Electrical resistivity, seismic velocity, and porosity of crustal rocks from the Oman ophiolite under brine-saturated ocean floor conditions

Abstract

In order to examine the effects of crack properties on electrical resistivity and seismic velocity, we conducted simultaneous measurements of electrical resistivity, seismic velocity and porosity at brine-saturated hydrostatic pressures using mafic crustal rocks from the Oman ophiolite. The resistivity and velocity of the samples increase systematically with increasing confining pressure owing to the closure of cracks, as monitored by changes in porosity. Apparent formation factors of each sample are related to the porosity, but nonlinear relationships on logarithmic plots indicate that Archie's law cannot explain these experimental data.

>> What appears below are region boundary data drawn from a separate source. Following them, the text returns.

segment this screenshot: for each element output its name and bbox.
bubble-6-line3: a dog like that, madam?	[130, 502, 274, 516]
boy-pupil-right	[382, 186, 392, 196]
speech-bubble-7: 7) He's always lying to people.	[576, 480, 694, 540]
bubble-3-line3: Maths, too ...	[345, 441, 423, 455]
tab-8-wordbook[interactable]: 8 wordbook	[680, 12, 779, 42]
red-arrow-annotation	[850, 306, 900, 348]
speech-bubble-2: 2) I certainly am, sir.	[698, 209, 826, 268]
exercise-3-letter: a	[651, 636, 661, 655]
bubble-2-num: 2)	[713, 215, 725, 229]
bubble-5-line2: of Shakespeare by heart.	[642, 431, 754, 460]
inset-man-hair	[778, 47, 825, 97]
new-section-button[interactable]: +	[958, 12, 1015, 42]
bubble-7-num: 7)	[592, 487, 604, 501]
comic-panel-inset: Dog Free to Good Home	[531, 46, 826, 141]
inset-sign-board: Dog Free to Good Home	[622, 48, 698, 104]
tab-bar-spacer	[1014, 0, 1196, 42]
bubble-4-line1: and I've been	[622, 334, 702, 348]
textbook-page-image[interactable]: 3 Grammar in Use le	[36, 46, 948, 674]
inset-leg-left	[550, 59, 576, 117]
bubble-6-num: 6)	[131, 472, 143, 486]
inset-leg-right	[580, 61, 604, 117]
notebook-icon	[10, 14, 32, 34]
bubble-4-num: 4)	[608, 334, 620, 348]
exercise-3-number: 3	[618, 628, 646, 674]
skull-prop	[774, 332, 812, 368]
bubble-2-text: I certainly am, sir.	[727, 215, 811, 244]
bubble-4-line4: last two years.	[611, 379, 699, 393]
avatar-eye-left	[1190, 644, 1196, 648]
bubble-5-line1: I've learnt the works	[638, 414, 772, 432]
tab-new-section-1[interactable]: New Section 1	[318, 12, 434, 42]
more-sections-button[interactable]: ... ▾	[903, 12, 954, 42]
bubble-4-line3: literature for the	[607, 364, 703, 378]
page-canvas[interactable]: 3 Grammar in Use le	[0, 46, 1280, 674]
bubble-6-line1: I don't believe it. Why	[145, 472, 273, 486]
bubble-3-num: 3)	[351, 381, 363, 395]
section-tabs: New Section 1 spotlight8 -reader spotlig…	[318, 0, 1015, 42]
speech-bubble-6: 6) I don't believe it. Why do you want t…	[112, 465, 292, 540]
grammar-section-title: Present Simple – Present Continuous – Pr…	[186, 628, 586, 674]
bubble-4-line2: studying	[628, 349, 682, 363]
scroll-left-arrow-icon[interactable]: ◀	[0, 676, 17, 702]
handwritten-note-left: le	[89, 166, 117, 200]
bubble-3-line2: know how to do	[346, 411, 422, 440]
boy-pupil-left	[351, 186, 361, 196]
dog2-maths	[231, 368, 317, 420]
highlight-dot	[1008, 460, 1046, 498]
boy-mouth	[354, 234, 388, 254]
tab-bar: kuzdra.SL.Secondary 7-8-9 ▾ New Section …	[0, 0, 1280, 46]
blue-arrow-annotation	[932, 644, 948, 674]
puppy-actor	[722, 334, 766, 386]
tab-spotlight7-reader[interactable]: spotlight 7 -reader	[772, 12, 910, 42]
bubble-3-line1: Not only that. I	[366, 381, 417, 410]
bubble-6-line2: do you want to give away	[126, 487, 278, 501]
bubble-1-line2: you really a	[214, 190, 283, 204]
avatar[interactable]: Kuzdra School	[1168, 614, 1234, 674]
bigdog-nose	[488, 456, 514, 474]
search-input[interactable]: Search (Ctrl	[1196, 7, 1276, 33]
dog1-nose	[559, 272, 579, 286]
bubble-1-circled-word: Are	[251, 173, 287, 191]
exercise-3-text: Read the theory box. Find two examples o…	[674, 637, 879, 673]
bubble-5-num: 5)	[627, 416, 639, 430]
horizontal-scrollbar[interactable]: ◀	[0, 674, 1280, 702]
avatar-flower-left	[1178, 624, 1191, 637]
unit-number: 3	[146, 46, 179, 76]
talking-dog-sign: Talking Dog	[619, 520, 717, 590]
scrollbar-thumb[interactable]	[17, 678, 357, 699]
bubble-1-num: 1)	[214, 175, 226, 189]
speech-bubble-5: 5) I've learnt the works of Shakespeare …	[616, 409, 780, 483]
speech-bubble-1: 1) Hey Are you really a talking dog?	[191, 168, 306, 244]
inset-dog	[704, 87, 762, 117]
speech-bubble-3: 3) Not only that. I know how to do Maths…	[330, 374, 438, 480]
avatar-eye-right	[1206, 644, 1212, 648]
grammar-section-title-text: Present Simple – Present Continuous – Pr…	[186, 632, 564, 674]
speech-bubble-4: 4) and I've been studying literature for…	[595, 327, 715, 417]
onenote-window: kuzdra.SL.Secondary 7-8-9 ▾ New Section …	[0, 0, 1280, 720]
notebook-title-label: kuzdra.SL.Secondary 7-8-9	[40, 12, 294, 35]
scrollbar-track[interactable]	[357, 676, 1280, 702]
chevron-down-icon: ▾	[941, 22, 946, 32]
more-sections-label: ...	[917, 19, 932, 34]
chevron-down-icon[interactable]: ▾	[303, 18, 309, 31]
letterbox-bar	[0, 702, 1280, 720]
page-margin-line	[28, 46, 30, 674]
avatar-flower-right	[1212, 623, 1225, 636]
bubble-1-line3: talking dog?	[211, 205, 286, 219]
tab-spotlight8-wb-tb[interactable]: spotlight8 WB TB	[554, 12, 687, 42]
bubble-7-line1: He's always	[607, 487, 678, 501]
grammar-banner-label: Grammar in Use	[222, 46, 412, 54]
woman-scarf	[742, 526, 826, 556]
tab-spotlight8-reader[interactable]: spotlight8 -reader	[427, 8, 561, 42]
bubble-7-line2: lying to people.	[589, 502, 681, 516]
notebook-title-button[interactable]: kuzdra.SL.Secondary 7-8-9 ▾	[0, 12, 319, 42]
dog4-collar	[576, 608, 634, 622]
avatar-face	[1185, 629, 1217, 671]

We evaluated the effect of crack porosity and aspect ratio for the measured velocity based on the effective medium theory, and the electrical resistivity was inferred from the crack porosity and connectivity according to the percolation model. The experimental velocity and resistivity results are consistent with the model calculations in terms of crack density, aspect ratio and connectivity. We applied a combined velocity-resistivity model to the geophysical logging and borehole data for the oceanic crust in Hole 504B. Our inversion results indicate that the seismic layer 2/3 transition is primarily caused by an alteration front controlled by interconnected cracks and fluid flow in the oceanic crust.